After being favorite targets of the bears during the global financial crisis, dry bulk shippers and tanker stocks booked some decent gains in 2010. While the Baltic Dry Index isn't back to its pre-crisis levels,
it can be argued that the worst is behind the sector and this group is home to some impressive dividends and yields, making it all the more compelling for yield-starved investors.
To be sure, this isn't a perfect industry. In fact, there may be some issues to deal with right now.
Although oversupply may cause consolidation, delays, and cancellations in the short term, perhaps the burst of the shipping bubble may bring positive long term results, according to Sara Grillo for Business Insider.

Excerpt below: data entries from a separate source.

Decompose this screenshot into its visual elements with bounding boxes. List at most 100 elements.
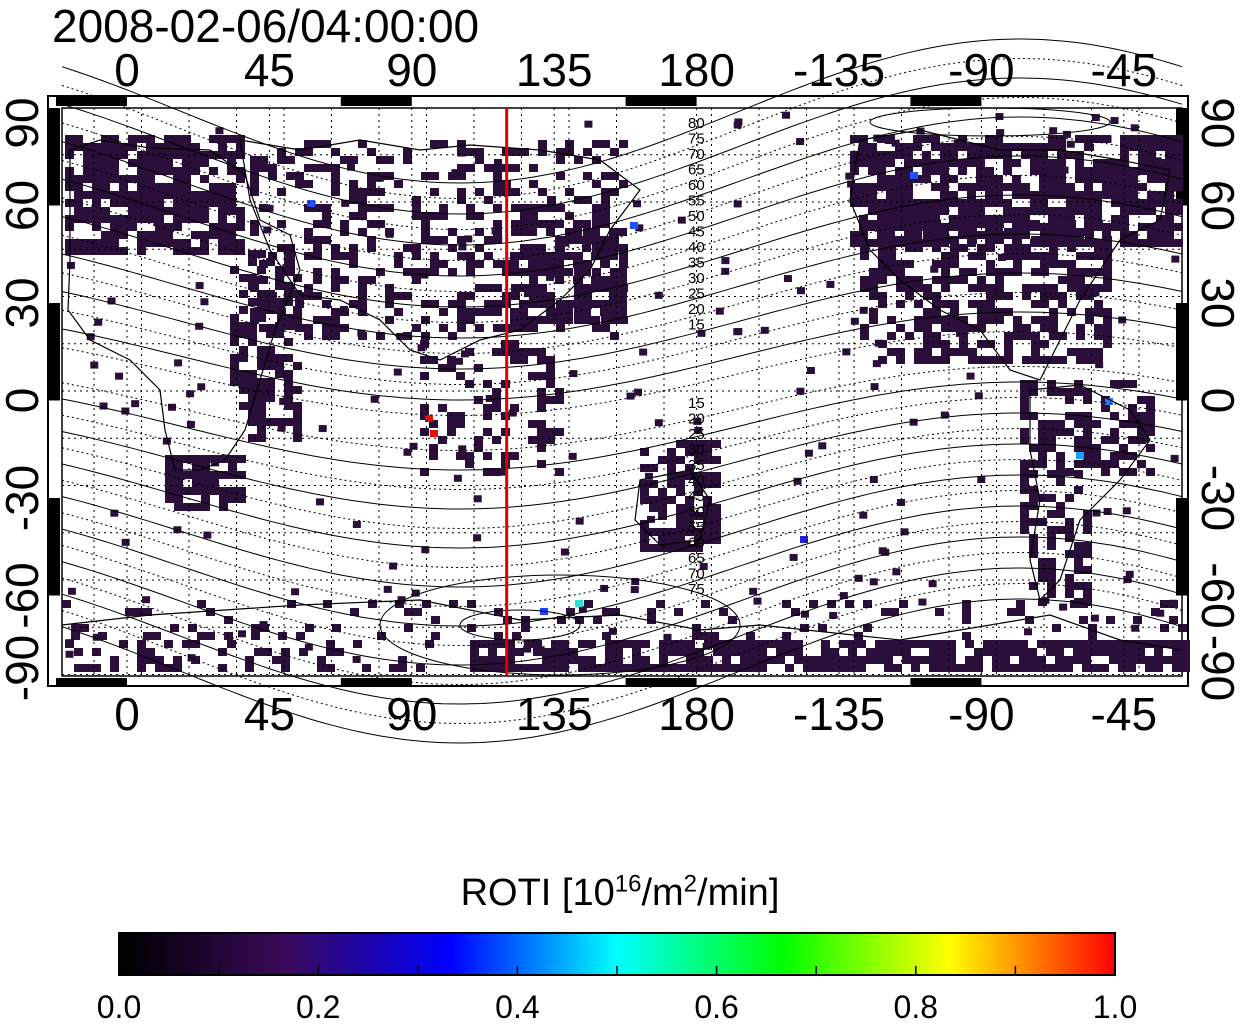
data-cell	[1031, 348, 1040, 356]
data-cell	[941, 300, 950, 308]
data-cell	[1055, 648, 1064, 656]
data-cell	[704, 664, 713, 672]
data-cell	[1057, 175, 1066, 183]
data-cell	[639, 348, 648, 356]
data-cell	[483, 428, 492, 436]
data-cell	[677, 648, 686, 656]
data-cell	[965, 640, 974, 648]
data-cell	[248, 330, 257, 338]
data-cell	[1109, 648, 1118, 656]
lat-tick-left: -90	[0, 635, 48, 701]
data-cell	[533, 664, 542, 672]
data-cell	[685, 472, 694, 480]
data-cell	[573, 236, 582, 244]
data-cell	[887, 332, 896, 340]
data-cell	[877, 135, 886, 143]
data-cell	[929, 664, 938, 672]
data-cell	[574, 156, 583, 164]
data-cell	[722, 648, 731, 656]
data-cell	[859, 199, 868, 207]
data-cell	[1169, 184, 1178, 192]
data-cell-highlight	[910, 172, 918, 179]
data-cell	[349, 212, 358, 220]
data-cell	[1172, 648, 1181, 656]
data-cell	[1160, 624, 1169, 632]
contour-label: 15	[688, 395, 705, 412]
data-cell	[575, 517, 584, 525]
data-cell	[821, 656, 830, 664]
data-cell	[83, 207, 92, 215]
data-cell	[537, 444, 546, 452]
data-cell	[537, 348, 546, 356]
data-cell	[421, 332, 430, 340]
data-cell	[641, 664, 650, 672]
data-cell	[1065, 494, 1074, 502]
data-cell	[519, 252, 528, 260]
data-cell	[412, 268, 421, 276]
data-cell	[950, 220, 959, 228]
data-cell	[331, 148, 340, 156]
data-cell	[873, 134, 882, 142]
coast-eurasia	[239, 139, 641, 361]
data-cell	[1048, 167, 1057, 175]
data-cell	[131, 400, 140, 408]
data-cell	[259, 156, 268, 164]
data-cell-highlight	[800, 536, 808, 543]
data-cell	[555, 268, 564, 276]
data-cell	[806, 366, 815, 374]
data-cell	[574, 316, 583, 324]
data-cell	[632, 648, 641, 656]
data-cell	[74, 199, 83, 207]
data-cell	[609, 228, 618, 236]
data-cell	[1138, 135, 1147, 143]
data-cell	[614, 640, 623, 648]
data-cell	[601, 300, 610, 308]
data-cell	[466, 204, 475, 212]
data-cell	[1125, 570, 1134, 578]
data-cell	[722, 664, 731, 672]
data-cell	[634, 388, 643, 396]
data-cell	[1128, 380, 1137, 388]
data-cell	[92, 207, 101, 215]
data-cell	[1147, 175, 1156, 183]
data-cell	[995, 236, 1004, 244]
data-cell	[1156, 223, 1165, 231]
data-cell	[299, 648, 308, 656]
data-cell	[537, 284, 546, 292]
data-cell	[1056, 478, 1065, 486]
data-cell	[932, 276, 941, 284]
data-cell	[1064, 640, 1073, 648]
data-cell	[1065, 534, 1074, 542]
data-cell	[218, 223, 227, 231]
data-cell	[904, 239, 913, 247]
data-cell	[1074, 542, 1083, 550]
data-cell	[510, 348, 519, 356]
data-cell	[1031, 252, 1040, 260]
data-cell	[619, 252, 628, 260]
data-cell	[466, 212, 475, 220]
data-cell	[1012, 183, 1021, 191]
lat-tick-right: 30	[1192, 277, 1240, 328]
data-cell	[412, 244, 421, 252]
data-cell	[475, 284, 484, 292]
data-cell	[1048, 143, 1057, 151]
data-cell	[295, 180, 304, 188]
data-cell	[1147, 167, 1156, 175]
data-cell	[438, 436, 447, 444]
data-cell	[839, 656, 848, 664]
data-cell	[986, 316, 995, 324]
data-cell	[967, 207, 976, 215]
data-cell	[1174, 183, 1183, 191]
data-cell	[654, 419, 663, 427]
data-cell	[1003, 159, 1012, 167]
data-cell	[128, 175, 137, 183]
data-cell	[528, 436, 537, 444]
data-cell	[644, 472, 653, 480]
data-cell	[191, 231, 200, 239]
data-cell	[1094, 356, 1103, 364]
data-cell	[119, 199, 128, 207]
data-cell	[110, 231, 119, 239]
data-cell	[1021, 143, 1030, 151]
data-cell	[1067, 228, 1076, 236]
data-cell	[385, 284, 394, 292]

For those willing to take the risk, there is the second version of the Guggenheim Shipping ETF (NYSE: SEA). We say second version because an administrative snafu led to the delistment of the old Claymore/Delta Global Shipping ETF, but that fund was quickly reborn and under the same ticker no less.
SEA has gained almost 16% in the past six months and got 2011 started the right way by breaking above a downtrend line just over $28 and the chart is actually kind of attractive at this point, indicating a run to the $30 could be possible if the aforementioned near-term headwinds don't become too much of an issue.
Of course the primary catalyst for SEA's smooth sailing should be further strength in global commodities demand. If that remains the case, 2011 could be the year the dry bulk shipping sector is reborn and to make life easier, drop the stock-picking burden and sail with SEA.